美羽は正宗の元まで近づいてくると勢いよく飛び込んできた。正宗は美羽の猪突猛進を難なく受け止め、彼女の脇に手を入れ子供をあやすように高く持ち上げた。美羽は正宗を見下ろした状態で見つめ嬉しそうにしていた。
「美羽、元気があってよろしい」
正宗は美羽を優しく微笑みかけた。
「兄様、夕餉は未だでしょうか? よろしければ一緒にいかがでしょうか?」
美羽は正宗に期待に満ちた表情を向けた。
「よろこんで。夕餉は未だとっていない」
正宗が笑顔で返すと美羽も嬉しそうに笑顔を返した。
「泉、お前も食事は未だであろう? 用事がなければ一緒にどうだ。美羽、泉の分も大丈夫か?」
「一人分位全然問題ありません。泉、そなたともゆっくりと話したいと思っておったのじゃ」
美羽は正宗の言葉を受け、泉を見ると笑顔で言った。
「お招きいただきありがとうございます。謹んでお受けいたします」
泉が頭を下げ拱手を返す。
「そう畏まるでない。お主は兄様の側近。ならば私にとっても親しい人物も同然じゃ。公の場であればいざしらず、ここは妾の邸宅なのじゃ。
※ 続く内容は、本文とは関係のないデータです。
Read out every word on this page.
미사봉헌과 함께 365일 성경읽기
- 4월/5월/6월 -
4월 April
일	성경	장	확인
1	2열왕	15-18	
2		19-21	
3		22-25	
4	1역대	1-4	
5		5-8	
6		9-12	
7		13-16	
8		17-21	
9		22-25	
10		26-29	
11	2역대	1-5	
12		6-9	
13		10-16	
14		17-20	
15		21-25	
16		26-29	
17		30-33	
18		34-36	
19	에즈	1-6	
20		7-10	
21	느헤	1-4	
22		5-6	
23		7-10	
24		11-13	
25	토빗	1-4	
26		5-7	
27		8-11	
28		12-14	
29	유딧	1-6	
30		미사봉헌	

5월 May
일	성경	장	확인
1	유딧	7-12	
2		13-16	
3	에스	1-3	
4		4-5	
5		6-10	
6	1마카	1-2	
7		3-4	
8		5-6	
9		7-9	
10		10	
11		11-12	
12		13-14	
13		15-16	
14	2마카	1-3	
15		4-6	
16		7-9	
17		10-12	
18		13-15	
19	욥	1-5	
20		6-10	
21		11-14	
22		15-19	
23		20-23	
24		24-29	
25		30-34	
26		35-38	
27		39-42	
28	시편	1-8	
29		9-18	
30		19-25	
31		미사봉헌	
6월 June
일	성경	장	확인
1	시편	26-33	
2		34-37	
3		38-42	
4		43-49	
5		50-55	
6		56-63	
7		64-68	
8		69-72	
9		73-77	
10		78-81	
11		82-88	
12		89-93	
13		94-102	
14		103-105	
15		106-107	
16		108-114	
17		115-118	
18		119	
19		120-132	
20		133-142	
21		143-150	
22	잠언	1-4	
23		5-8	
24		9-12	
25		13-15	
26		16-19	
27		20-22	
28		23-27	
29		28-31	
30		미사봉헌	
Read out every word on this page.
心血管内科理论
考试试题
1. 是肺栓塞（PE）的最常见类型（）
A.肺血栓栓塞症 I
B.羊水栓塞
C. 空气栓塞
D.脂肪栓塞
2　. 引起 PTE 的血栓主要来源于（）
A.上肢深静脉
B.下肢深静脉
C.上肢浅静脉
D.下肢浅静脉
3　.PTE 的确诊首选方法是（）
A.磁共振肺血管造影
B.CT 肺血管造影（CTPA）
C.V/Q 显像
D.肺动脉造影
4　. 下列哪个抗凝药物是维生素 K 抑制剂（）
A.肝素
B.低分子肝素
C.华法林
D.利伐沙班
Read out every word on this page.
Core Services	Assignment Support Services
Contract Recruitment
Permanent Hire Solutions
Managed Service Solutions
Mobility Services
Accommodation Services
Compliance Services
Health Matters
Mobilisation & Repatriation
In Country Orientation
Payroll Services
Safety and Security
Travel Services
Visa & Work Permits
友人のように接してしろとまでは言わぬが、もう少し砕けて接してくれぬか?」
美羽は泉の返事に微笑を浮かべ言った。彼女の態度に泉は困った表情を浮かべた。
「勿体無いお言葉でございます。美羽様の申し出有り難く存じます。しかし、私は元は農民」
「それ以上言うでない! お主の生まれが何者であろうと関係ない。兄様はお主を信頼し側近として遇し、お主はそれに応えている。妾がお主を信頼するにはそれで十分じゃ。お主がそのような態度では主君である兄様を貶めることになるのじゃぞ。お主は自信をもって胸を張っておればよい」
美羽は怒った表情で泉を見つめると厳しい口調で言った。泉は美羽の言葉に感動したのか、両瞳を潤ませ拱手して顔を下げ隠した。